19 de fevereiro de 2026
Fé, Mercado e o que os Separa
Discurso Dominante
A fé transforma vidas e oferece esperança genuína para quem busca orientação espiritual.
Interrogações
Quando a promessa espiritual tem preço, quem determina o valor?
O que distingue devoção de transação quando os dois usam a mesma linguagem?
A quem pertence a autoridade para validar um milagre?

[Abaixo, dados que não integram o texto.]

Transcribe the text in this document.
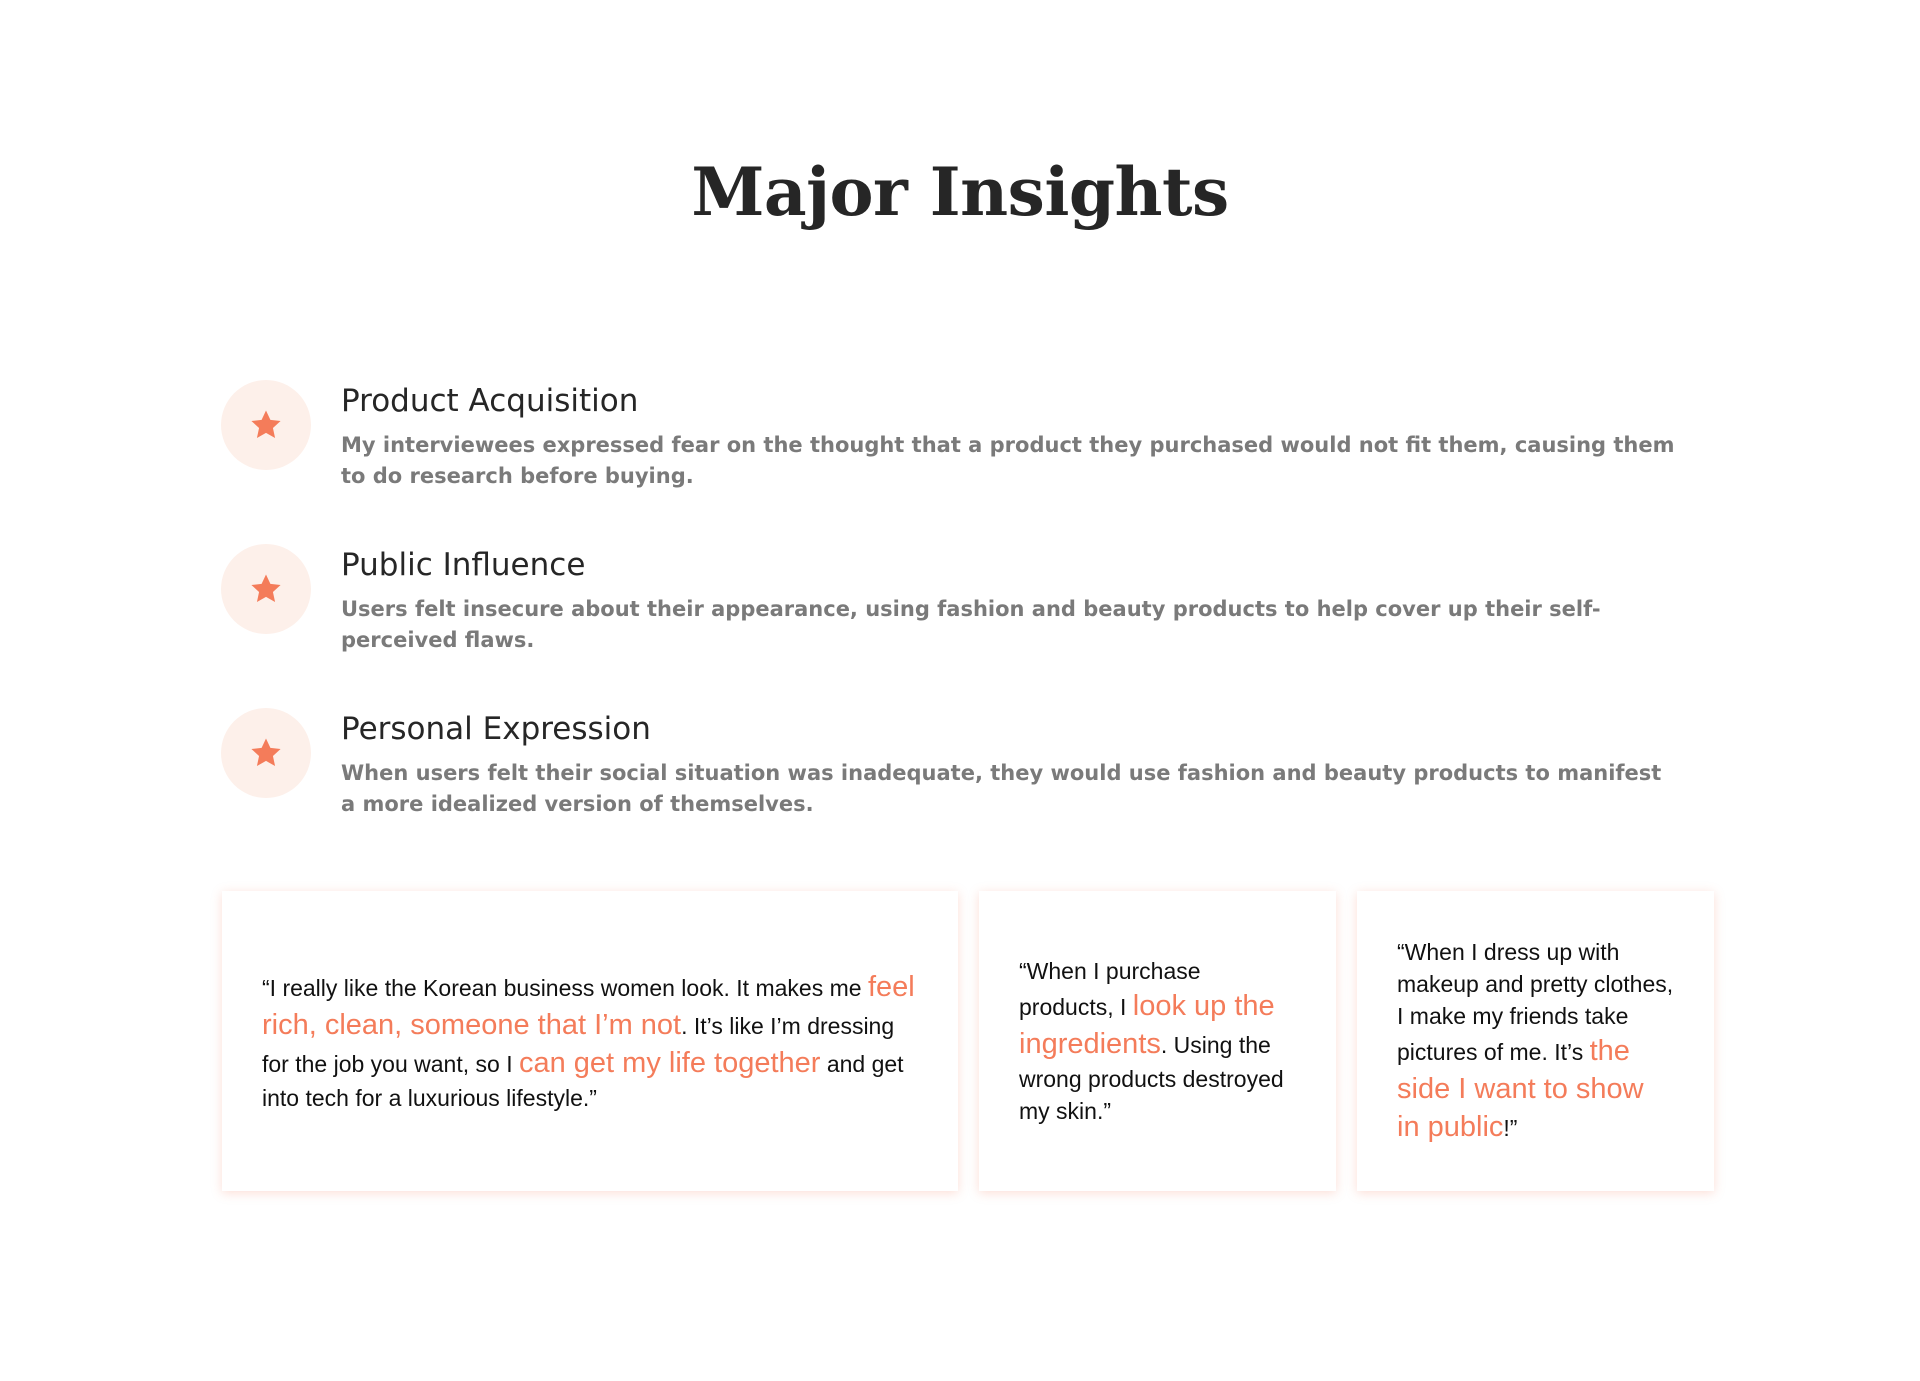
Major Insights
Product Acquisition

My interviewees expressed fear on the thought that a product they purchased would not fit them, causing them to do research before buying.

Public Influence

Users felt insecure about their appearance, using fashion and beauty products to help cover up their self-perceived flaws.

Personal Expression

When users felt their social situation was inadequate, they would use fashion and beauty products to manifest a more idealized version of themselves.

“I really like the Korean business women look. It makes me feel rich, clean, someone that I’m not. It’s like I’m dressing for the job you want, so I can get my life together and get into tech for a luxurious lifestyle.”

“When I purchase products, I look up the ingredients. Using the wrong products destroyed my skin.”

“When I dress up with makeup and pretty clothes, I make my friends take pictures of me. It’s the side I want to show in public!”
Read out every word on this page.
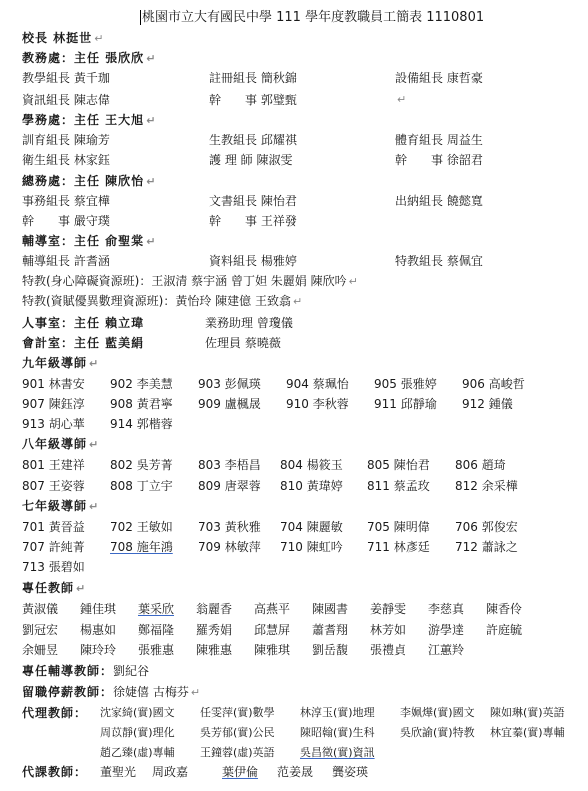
桃園市立大有國民中學 111 學年度教職員工簡表 1110801
校長 林挺世 ↵
教務處：主任 張欣欣 ↵
教學組長 黃千珈	註冊組長 簡秋錦	設備組長 康哲豪
資訊組長 陳志偉	幹　　事 郭璧甄	↵
學務處：主任 王大旭 ↵
訓育組長 陳瑜芳	生教組長 邱耀祺	體育組長 周益生
衛生組長 林家鈺	護 理 師 陳淑雯	幹　　事 徐韶君
總務處：主任 陳欣怡 ↵
事務組長 蔡宜樺	文書組長 陳怡君	出納組長 饒懿寬
幹　　事 嚴守璞	幹　　事 王祥發
輔導室：主任 俞聖棠 ↵
輔導組長 許耆涵	資料組長 楊雅婷	特教組長 蔡佩宜
特教(身心障礙資源班)：王淑清 蔡宇涵 曾丁妲 朱麗娟 陳欣吟 ↵
特教(資賦優異數理資源班)：黃怡玲 陳建億 王致翕 ↵
人事室：主任 賴立瑋	業務助理 曾瓊儀
會計室：主任 藍美絹	佐理員 蔡曉薇
九年級導師 ↵
901 林書安 902 李美慧 903 彭佩瑛 904 蔡珮怡 905 張雅婷 906 高峻哲
907 陳鈺淳 908 黃君寧 909 盧楓晟 910 李秋蓉 911 邱靜瑜 912 鍾儀
913 胡心華 914 郭楷蓉
八年級導師 ↵
801 王建祥 802 吳芳菁 803 李梧昌 804 楊筱玉 805 陳怡君 806 趙琦
807 王姿蓉 808 丁立宇 809 唐翠蓉 810 黃瑋婷 811 蔡孟玫 812 余采樺
七年級導師 ↵
701 黃晉益 702 王敏如 703 黃秋雅 704 陳麗敏 705 陳明偉 706 郭俊宏
707 許純菁 708 施年鴻 709 林敏萍 710 陳虹吟 711 林彥廷 712 蕭詠之
713 張碧如
專任教師 ↵
黃淑儀 鍾佳琪 葉采欣 翁麗香 高燕平 陳國書 姜靜雯 李慈真 陳香伶
劉冠宏 楊惠如 鄭福隆 羅秀娟 邱慧屏 蕭耆翔 林芳如 游學達 許庭毓
余姍昱 陳玲玲 張雅惠 陳雅惠 陳雅琪 劉岳馥 張禮貞 江蕙羚
專任輔導教師：劉紀谷
留職停薪教師：徐婕僖 古梅芬 ↵
代理教師： 沈家綺(實)國文 任雯萍(實)數學 林淳玉(實)地理 李姵燁(實)國文 陳如琳(實)英語
周苡靜(實)理化 吳芳郁(實)公民 陳昭翰(實)生科 吳欣諭(實)特教 林宜蓁(實)專輔
趙乙臻(虛)專輔 王鐘蓉(虛)英語 吳昌徵(實)資訊
代課教師： 董聖光 周政嘉	葉伊倫 范姜晟 龔姿瑛
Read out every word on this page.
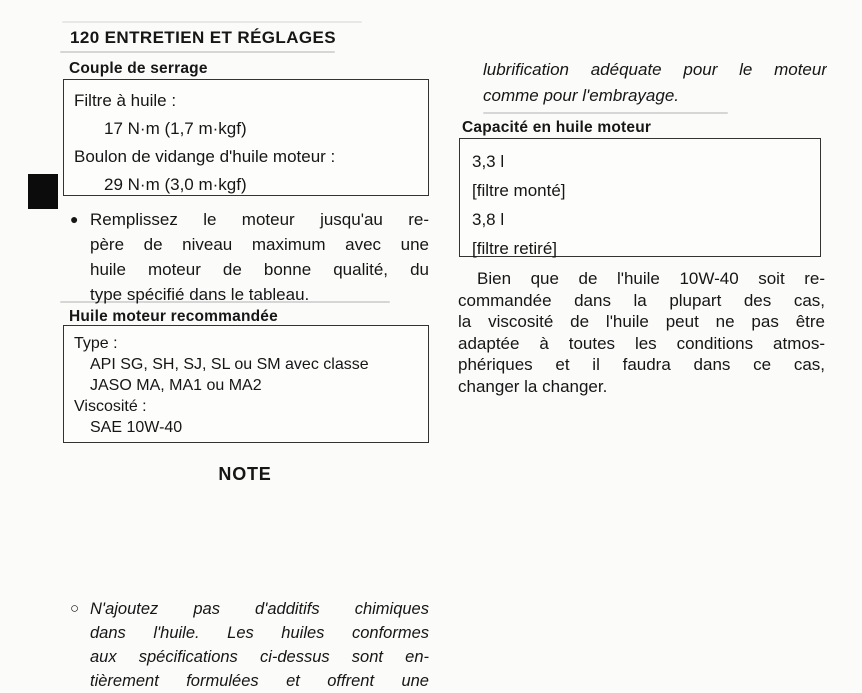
120 ENTRETIEN ET RÉGLAGES
Couple de serrage
Filtre à huile :
17 N·m (1,7 m·kgf)
Boulon de vidange d'huile moteur :
29 N·m (3,0 m·kgf)
● Remplissez le moteur jusqu'au re-
père de niveau maximum avec une
huile moteur de bonne qualité, du
type spécifié dans le tableau.
Huile moteur recommandée
Type :
API SG, SH, SJ, SL ou SM avec classe
JASO MA, MA1 ou MA2
Viscosité :
SAE 10W-40
NOTE
○ N'ajoutez pas d'additifs chimiques
dans l'huile. Les huiles conformes
aux spécifications ci-dessus sont en-
tièrement formulées et offrent une
lubrification adéquate pour le moteur
comme pour l'embrayage.
Capacité en huile moteur
3,3 l
[filtre monté]
3,8 l
[filtre retiré]
Bien que de l'huile 10W-40 soit re-
commandée dans la plupart des cas,
la viscosité de l'huile peut ne pas être
adaptée à toutes les conditions atmos-
phériques et il faudra dans ce cas,
changer la changer.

Contextualização Histórica
19/02/2026. Um pastor identificado como "Profeta Santini" foi indiciado junto com 22 colaboradores por estelionato e charlatanismo após movimentar R$ 3 milhões via Pix em dois anos, prometendo milagres a R$ 1.500 cada. A operação funcionava como central de atendimento telefônico. O caso é um entre vários de monetização de promessas espirituais documentados nos últimos anos no Brasil, país com uma das maiores populações evangélicas do mundo.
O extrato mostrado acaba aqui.